Architecting for change: LinkedIn's new data ecosystem
Shirshanka Das and Yael Garten describe how LinkedIn redesigned its data analytics ecosystem in the face of a significant product rewrite, covering the infrastructure changes, such as client-side activity tracking, a unified reporting platform, and data virtualization techniques to simplify migration, that enable LinkedIn to roll out future product innovations with minimal downstream impact.

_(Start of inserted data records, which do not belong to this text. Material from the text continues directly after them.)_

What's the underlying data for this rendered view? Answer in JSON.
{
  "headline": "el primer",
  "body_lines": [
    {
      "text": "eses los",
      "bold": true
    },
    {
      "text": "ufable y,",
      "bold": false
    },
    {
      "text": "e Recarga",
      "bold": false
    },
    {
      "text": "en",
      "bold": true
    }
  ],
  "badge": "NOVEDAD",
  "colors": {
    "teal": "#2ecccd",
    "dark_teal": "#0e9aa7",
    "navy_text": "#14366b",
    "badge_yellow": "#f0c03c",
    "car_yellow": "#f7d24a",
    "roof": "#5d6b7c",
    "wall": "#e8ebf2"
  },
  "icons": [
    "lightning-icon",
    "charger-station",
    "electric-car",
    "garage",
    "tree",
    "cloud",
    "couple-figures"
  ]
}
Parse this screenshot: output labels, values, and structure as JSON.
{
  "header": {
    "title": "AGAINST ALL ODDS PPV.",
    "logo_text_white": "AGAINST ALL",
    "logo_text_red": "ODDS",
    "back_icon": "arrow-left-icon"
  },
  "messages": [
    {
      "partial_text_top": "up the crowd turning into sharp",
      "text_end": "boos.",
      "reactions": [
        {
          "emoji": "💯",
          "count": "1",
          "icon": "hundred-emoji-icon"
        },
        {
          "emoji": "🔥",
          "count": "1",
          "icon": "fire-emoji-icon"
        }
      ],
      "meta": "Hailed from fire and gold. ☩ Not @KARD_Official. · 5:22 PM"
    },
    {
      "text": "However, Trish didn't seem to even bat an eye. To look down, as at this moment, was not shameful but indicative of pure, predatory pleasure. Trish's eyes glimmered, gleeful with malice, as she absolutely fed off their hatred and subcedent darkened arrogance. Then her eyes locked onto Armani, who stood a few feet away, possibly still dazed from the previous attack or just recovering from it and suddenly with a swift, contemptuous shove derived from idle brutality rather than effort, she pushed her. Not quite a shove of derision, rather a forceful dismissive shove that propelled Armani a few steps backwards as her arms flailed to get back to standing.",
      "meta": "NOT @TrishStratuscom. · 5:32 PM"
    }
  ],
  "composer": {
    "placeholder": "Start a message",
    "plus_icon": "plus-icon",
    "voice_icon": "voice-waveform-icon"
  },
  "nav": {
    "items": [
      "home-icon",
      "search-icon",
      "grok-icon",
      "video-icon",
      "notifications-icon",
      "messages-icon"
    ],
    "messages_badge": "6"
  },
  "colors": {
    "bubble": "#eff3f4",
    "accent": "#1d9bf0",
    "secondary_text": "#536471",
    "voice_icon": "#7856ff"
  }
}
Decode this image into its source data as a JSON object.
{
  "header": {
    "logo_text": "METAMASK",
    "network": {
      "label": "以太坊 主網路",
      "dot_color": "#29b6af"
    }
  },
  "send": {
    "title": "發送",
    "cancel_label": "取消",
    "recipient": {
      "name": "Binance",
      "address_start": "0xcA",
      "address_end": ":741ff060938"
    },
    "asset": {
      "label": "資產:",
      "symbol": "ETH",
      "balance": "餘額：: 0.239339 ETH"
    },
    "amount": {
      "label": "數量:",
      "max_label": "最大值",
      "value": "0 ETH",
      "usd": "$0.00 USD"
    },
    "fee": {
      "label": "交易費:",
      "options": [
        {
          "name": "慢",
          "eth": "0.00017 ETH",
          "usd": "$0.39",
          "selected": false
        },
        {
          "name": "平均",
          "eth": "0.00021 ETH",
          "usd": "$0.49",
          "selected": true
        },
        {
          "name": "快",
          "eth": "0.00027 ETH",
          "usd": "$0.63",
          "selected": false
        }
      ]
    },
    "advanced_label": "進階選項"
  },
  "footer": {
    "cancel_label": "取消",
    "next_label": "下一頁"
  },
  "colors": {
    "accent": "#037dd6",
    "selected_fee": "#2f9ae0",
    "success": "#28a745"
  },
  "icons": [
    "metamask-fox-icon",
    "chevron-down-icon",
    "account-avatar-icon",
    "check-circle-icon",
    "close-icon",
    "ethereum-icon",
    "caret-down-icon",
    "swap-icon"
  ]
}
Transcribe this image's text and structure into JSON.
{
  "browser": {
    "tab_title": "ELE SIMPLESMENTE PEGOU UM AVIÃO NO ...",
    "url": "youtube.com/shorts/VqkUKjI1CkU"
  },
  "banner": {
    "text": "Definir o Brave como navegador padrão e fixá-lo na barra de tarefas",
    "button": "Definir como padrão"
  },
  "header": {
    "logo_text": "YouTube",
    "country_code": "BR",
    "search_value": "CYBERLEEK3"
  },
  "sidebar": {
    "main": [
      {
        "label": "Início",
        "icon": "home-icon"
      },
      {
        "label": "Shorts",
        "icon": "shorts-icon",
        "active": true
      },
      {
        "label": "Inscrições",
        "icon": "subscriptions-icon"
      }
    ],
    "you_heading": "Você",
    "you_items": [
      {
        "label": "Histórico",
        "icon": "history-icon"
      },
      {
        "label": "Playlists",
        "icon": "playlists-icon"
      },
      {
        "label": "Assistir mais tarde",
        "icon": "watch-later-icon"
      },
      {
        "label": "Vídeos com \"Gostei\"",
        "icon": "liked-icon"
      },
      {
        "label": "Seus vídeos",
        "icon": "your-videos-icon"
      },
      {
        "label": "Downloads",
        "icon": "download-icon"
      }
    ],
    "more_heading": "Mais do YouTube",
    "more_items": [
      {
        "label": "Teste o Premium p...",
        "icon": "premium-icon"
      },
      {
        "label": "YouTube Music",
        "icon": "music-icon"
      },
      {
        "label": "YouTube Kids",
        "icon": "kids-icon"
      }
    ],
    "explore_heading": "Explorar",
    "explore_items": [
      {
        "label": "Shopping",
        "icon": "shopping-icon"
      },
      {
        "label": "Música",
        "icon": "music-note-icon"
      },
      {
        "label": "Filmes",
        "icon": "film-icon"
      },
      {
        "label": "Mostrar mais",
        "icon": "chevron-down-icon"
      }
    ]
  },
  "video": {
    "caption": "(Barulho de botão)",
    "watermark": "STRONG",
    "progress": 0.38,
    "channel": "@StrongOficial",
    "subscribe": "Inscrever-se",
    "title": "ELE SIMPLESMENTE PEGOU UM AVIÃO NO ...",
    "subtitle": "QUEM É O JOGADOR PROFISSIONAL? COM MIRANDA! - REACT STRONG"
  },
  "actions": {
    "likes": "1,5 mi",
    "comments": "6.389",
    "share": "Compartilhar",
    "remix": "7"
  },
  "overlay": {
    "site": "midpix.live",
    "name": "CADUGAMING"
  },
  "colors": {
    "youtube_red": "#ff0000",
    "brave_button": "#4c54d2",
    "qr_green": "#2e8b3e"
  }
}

Talk Title | Architecting for change: LinkedIn's new data ecosystem |
Speakers | |
Conference | Strata + Hadoop World |
Conf Tag | Make Data Work |
Location | New York, New York |
Date | September 27-29, 2016 |
URL | Talk Page |
Slides | Talk Slides |
Video | |
Last year, LinkedIn embarked on an ambitious mission to completely revamp the mobile experience for its members. This would mean a completely new mobile application, reimagined user experiences, and new interaction concepts. As the team evaluated the impact of this big rewrite on the data analytics ecosystem, they observed a few problems. Over the past few years, LinkedIn has become extremely good at incrementally changing the site one mini-feature at a time, often in conjunction with hundreds of other incremental changes. LinkedIn’s experimentation platform ensures that it is always monitoring a wide gamut of impacted metrics with every change before rolling fully forward. However, when it comes to rolling out a big change like this, different challenges crop up. You have to rollout the entire application all at once; the new experience means that you have no baseline on new metrics; and existing metrics may see double digit changes just because of the new experience or because the metric’s logic is no longer accurate—the challenge is in figuring out which is which. Shirshanka Das and Yael Garten describe how LinkedIn redesigned its data analytics ecosystem in the face of a significant product rewrite, covering the infrastructure changes that enable LinkedIn to roll out future product innovations with minimal downstream impact. Shirshanka and Yael explore the motivations and the building blocks for this reimagined data analytics ecosystem, the technical details of LinkedIn’s new client-side tracking infrastructure, its unified reporting platform, and its data virtualization layer on top of Hadoop and share lessons learned from data producers and consumers that are participating in this governance model. Along the way, they offer some anecdotal evidence during the rollout that validated some of their decisions and are also shaping the future roadmap of these efforts.